EU lawmakers this week unveiled counter-proposals to European Commission (EC) plans to revamp electronic communications regulations. Reports by the European Parliament’s Industry, Research and Energy and Internal Market and Consumer Protection committees enjoy strong support among MEPs, their authors said at a Wednesday press briefing. The most potentially contentious issue will be “where to find the budget,” French Socialist MEP Catherine Trautmann said. The EC welcomed the proposals, complaining they didn’t go far enough on spectrum management reform.
U.S. Cellular met with members of the Federal-State Joint Board on Universal Service to argue against a cap on the fund, which is now before FCC commissioners, it said. The carrier said in an FCC filing that it stated at the meeting that “there is no crisis in USF funding,” with the fund down 16 percent last year. It called the cap “the wrong move at the wrong time,” institutionalizing discrimination that exists in the fund. U.S. Cellular pointed out that Mississippi now gets $140 million from the high-cost fund, compared to $2 million in Missouri and $100,000 in Illinois. “Since 1999, Wireless has drawn $3 billion and wireline has drawn $25 billion,” the carrier said.

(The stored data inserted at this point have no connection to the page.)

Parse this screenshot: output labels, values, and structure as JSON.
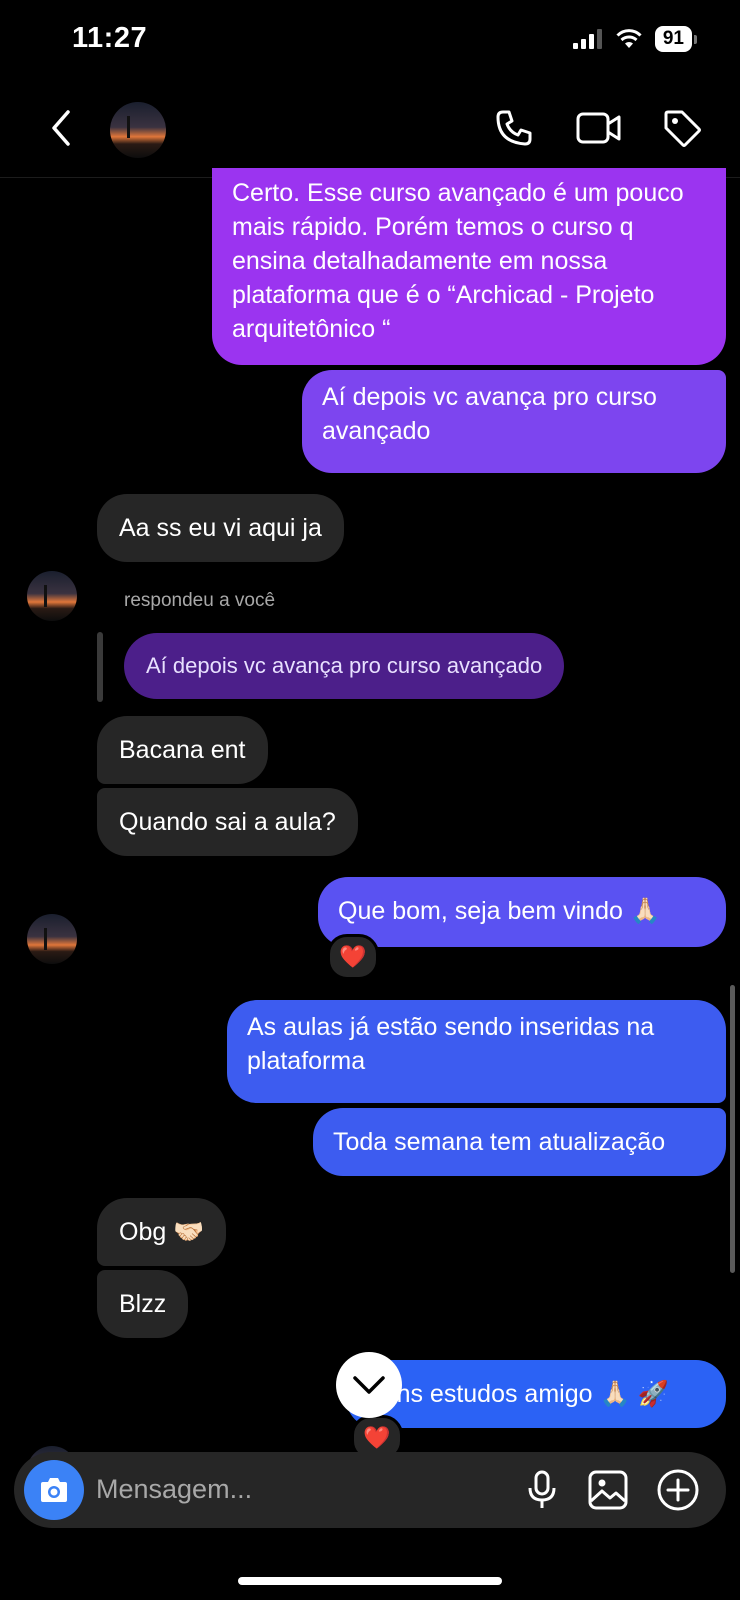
{
  "status_bar": {
    "time": "11:27",
    "battery": "91"
  },
  "header": {
    "back_icon": "chevron-left-icon",
    "call_icon": "phone-icon",
    "video_icon": "video-camera-icon",
    "tag_icon": "tag-icon"
  },
  "messages": {
    "m1": "Certo. Esse curso avançado é um pouco mais rápido. Porém temos o curso q ensina detalhadamente em nossa plataforma que é o “Archicad - Projeto arquitetônico “",
    "m2": "Aí depois vc avança pro curso avançado",
    "m3": "Aa ss eu vi aqui ja",
    "reply_label": "respondeu a você",
    "reply_quote": "Aí depois vc avança pro curso avançado",
    "m4": "Bacana ent",
    "m5": "Quando sai a aula?",
    "m6": "Que bom, seja bem vindo 🙏🏻",
    "m7": "As aulas já estão sendo inseridas na plataforma",
    "m8": "Toda semana tem atualização",
    "m9": "Obg 🤝🏻",
    "m10": "Blzz",
    "m11": "Bons estudos amigo 🙏🏻 🚀"
  },
  "reactions": {
    "r1": "❤️",
    "r2": "❤️"
  },
  "composer": {
    "placeholder": "Mensagem...",
    "icons": [
      "camera-icon",
      "microphone-icon",
      "gallery-icon",
      "plus-icon"
    ]
  },
  "colors": {
    "background": "#000000",
    "incoming": "#262626",
    "accent_purple": "#9b34f0",
    "accent_blue": "#2b62f5"
  }
}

Arizona and Tennessee joined seven other states in urging that the FCC deny an AT&T forbearance petition seeking relief from accounting rules requiring separate recording of intra- and interstate costs (CD April 23 p9). “There is really no effective substitute” for such controls, the Arizona Corporate Commission said in a letter urging commissioners to reject similar petitions by Verizon and Qwest. The data AT&T wants to stop collecting are “often the only public source of available data” on costs, revenue and access line counts, the Tennessee Regulatory Authority said. Tennessee uses the data to evaluate competition and may need them if it adopts a state universal service fund, it said. Tennessee knows “changes may be necessary in the existing FCC rules” to address AT&T’s woes, it said. But the FCC should defer to the Federal-State Joint Board on Jurisdictional Separations, which already is working on the issue, it said. Besides Arizona and Tennessee, the AT&T petition has drawn opposition from the Joint Board’s state members, the National Association of State Utility Consumer Advocates, Washington, Michigan, New Mexico, Ohio, California, Wisconsin and New Jersey. FCC commissioners have until midnight Thursday to vote on AT&T’s petition.
The FCC granted universal service fund waivers sought by the Illinois Commerce Commission, Farmers Mutual Telephone Company, and the Wyoming Public Service Commission. The groups sought waivers of high-cost universal service support filing deadlines.
Members of the Supreme Court grilled both sides Monday, as they examined whether a company representing hundreds payphone owners has standing to sue in federal court for funds owed its clients. The case, pursued for nearly a decade, involves more than $100 million in charges.
Public schools could tap universal service funds for enhanced emergency notification services under a bill (HR- 5806) introduced last week by Rep. Bobby Rush, D-Ill. School that don’t have emergency notification systems would get the first shot at the money, the bill said.